Data as a Defense Mechanism

For many companies, data analytics have traditionally been most valuable as a tool of retrospection—an exercise that provides marketers with answers to questions like, “Did this campaign reach our desired audience?” “Who were my most valuable customers last year?” and “Did engagement spike at specific times or in specific locations?”

Data-driven postmortems in this vein are invaluable—marketers need to know what went wrong in a campaign in order to improve their efforts the next time around—but they also lay the groundwork for the problematic conflation of confirmation bias and retroactive justification.

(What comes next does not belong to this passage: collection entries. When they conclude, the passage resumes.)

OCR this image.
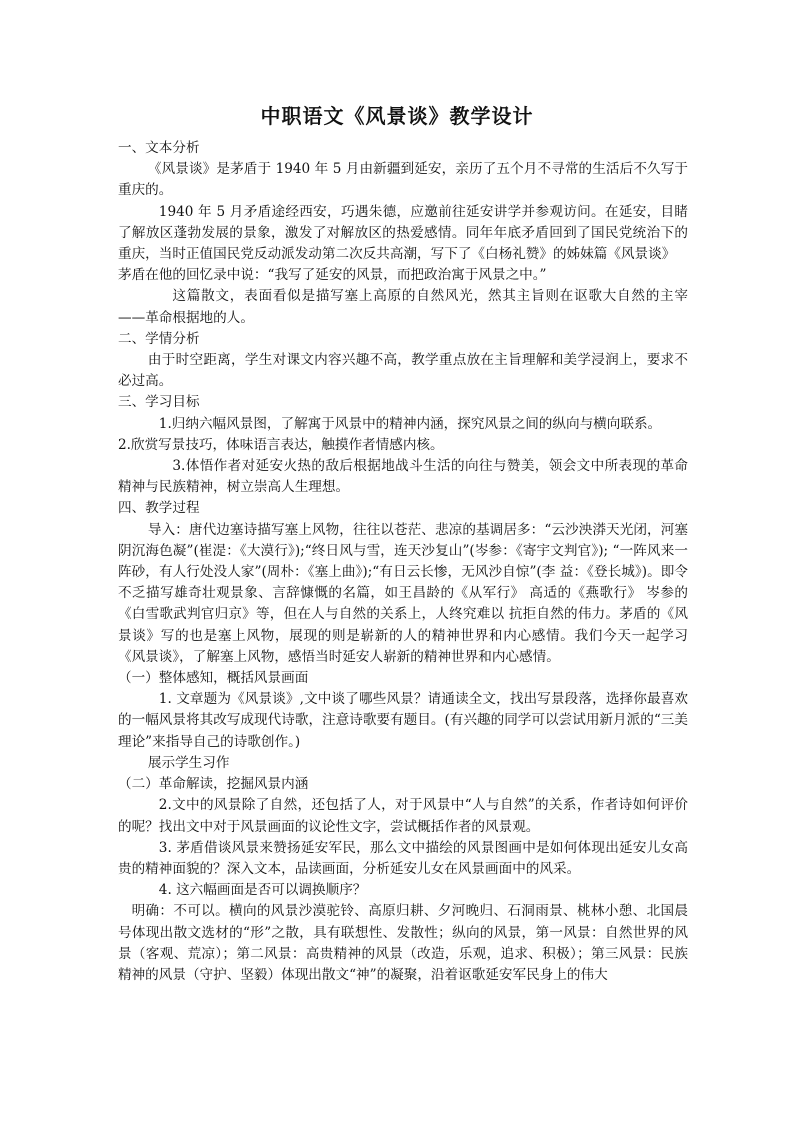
中职语文《风景谈》教学设计

一、文本分析

《风景谈》是茅盾于 1940 年 5 月由新疆到延安，亲历了五个月不寻常的生活后不久写于重庆的。

1940 年 5 月矛盾途经西安，巧遇朱德，应邀前往延安讲学并参观访问。在延安，目睹了解放区蓬勃发展的景象，激发了对解放区的热爱感情。同年年底矛盾回到了国民党统治下的重庆，当时正值国民党反动派发动第二次反共高潮，写下了《白杨礼赞》的姊妹篇《风景谈》

茅盾在他的回忆录中说：“我写了延安的风景，而把政治寓于风景之中。”

这篇散文，表面看似是描写塞上高原的自然风光，然其主旨则在讴歌大自然的主宰——革命根据地的人。

二、学情分析

由于时空距离，学生对课文内容兴趣不高，教学重点放在主旨理解和美学浸润上，要求不必过高。

三、学习目标

1.归纳六幅风景图，了解寓于风景中的精神内涵，探究风景之间的纵向与横向联系。

2.欣赏写景技巧，体味语言表达，触摸作者情感内核。

3.体悟作者对延安火热的敌后根据地战斗生活的向往与赞美，领会文中所表现的革命精神与民族精神，树立崇高人生理想。

四、教学过程

导入：唐代边塞诗描写塞上风物，往往以苍茫、悲凉的基调居多：“云沙泱漭天光闭，河塞 阴沉海色凝”(崔湜：《大漠行》);“终日风与雪，连天沙复山”(岑参：《寄宇文判官》); “一阵风来一阵砂，有人行处没人家”(周朴：《塞上曲》);“有日云长惨，无风沙自惊”(李 益：《登长城》)。即令不乏描写雄奇壮观景象、言辞慷慨的名篇，如王昌龄的《从军行》 高适的《燕歌行》 岑参的《白雪歌武判官归京》等，但在人与自然的关系上，人终究难以 抗拒自然的伟力。茅盾的《风景谈》写的也是塞上风物，展现的则是崭新的人的精神世界和内心感情。我们今天一起学习《风景谈》，了解塞上风物，感悟当时延安人崭新的精神世界和内心感情。

（一）整体感知，概括风景画面

1. 文章题为《风景谈》,文中谈了哪些风景？请通读全文，找出写景段落，选择你最喜欢的一幅风景将其改写成现代诗歌，注意诗歌要有题目。(有兴趣的同学可以尝试用新月派的“三美理论”来指导自己的诗歌创作。)

展示学生习作

（二）革命解读，挖掘风景内涵

2.文中的风景除了自然，还包括了人，对于风景中“人与自然”的关系，作者诗如何评价的呢？找出文中对于风景画面的议论性文字，尝试概括作者的风景观。

3. 茅盾借谈风景来赞扬延安军民，那么文中描绘的风景图画中是如何体现出延安儿女高贵的精神面貌的？深入文本，品读画面，分析延安儿女在风景画面中的风采。

4. 这六幅画面是否可以调换顺序？

明确：不可以。横向的风景沙漠驼铃、高原归耕、夕河晚归、石洞雨景、桃林小憩、北国晨号体现出散文选材的“形”之散，具有联想性、发散性；纵向的风景，第一风景：自然世界的风景（客观、荒凉）；第二风景：高贵精神的风景（改造，乐观，追求、积极）；第三风景：民族精神的风景（守护、坚毅）体现出散文“神”的凝聚，沿着讴歌延安军民身上的伟大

Organizations adhering to a HiPPO approach will use data selectively to retroactively justify their decisions, providing the appearance of data-driven decision-making without the underlying substance. This might secure a project or two here and there, but in the long run, it’s a highly unsustainable approach to modern marketing.

For the many organizations that continue to take this approach, marketing decisions are driven not by data, but by the experiences, intuitions, and hunches of their CMO (and/or other high-level stakeholders). Sometimes these “gut reaction” strategies are effective, sometimes they aren’t. Either way, they’re not truly data-driven.

Using Data as a Change Agent

That’s not to say that companies shouldn’t use data to retroactively evaluate success—they absolutely should. But are those companies consistently using that retroactive analysis to drive efficiencies in their day-to-day operations? To create and inform new ideas? To identify new growth opportunities?